Something Twain doesn’t mention as clearly, that he might have taken for granted, and that’s certainly visible in his works, is his careful, patient reading of literature. For instance, he once found James Fenimore Cooper guilty of 114 of 115 possible literary offenses (“Fenimore Cooper’s Literary Offenses,” North American Review, 1895). He praises the literary merits of Kipling’s works, discusses the stylistic excellence of certain biblical passages, weighs the literary merits of Ulysses S. Grant’s memoirs, lampoons literary excesses in pop-fiction of his day. His patient, careful reading and attention to style are evident in what he produced.

So there you have it: Twain’s recipe for apprenticeship, for learning from the masters.
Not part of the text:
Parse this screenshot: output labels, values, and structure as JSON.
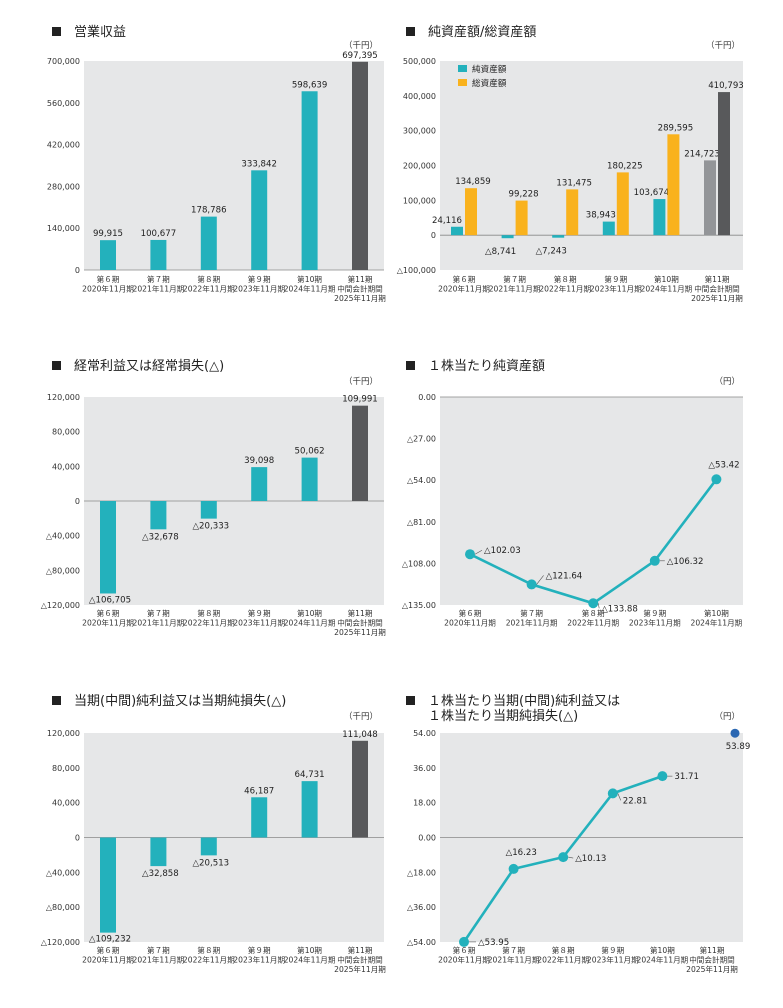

With some natural ability, hard work, careful reading, willingness to learn, humble efforts at less-than-glamorous publication, he promises that “you could be successful, perhaps.” But, as he puts it (and I paraphrase):

If you can’t afford the time and labor necessary to acquire the essentials in this great trade that don’t result from natural ability, leave writing alone and try something which does not require training and experience.

Does that sting? Maybe you (and I) need a little antiseptic.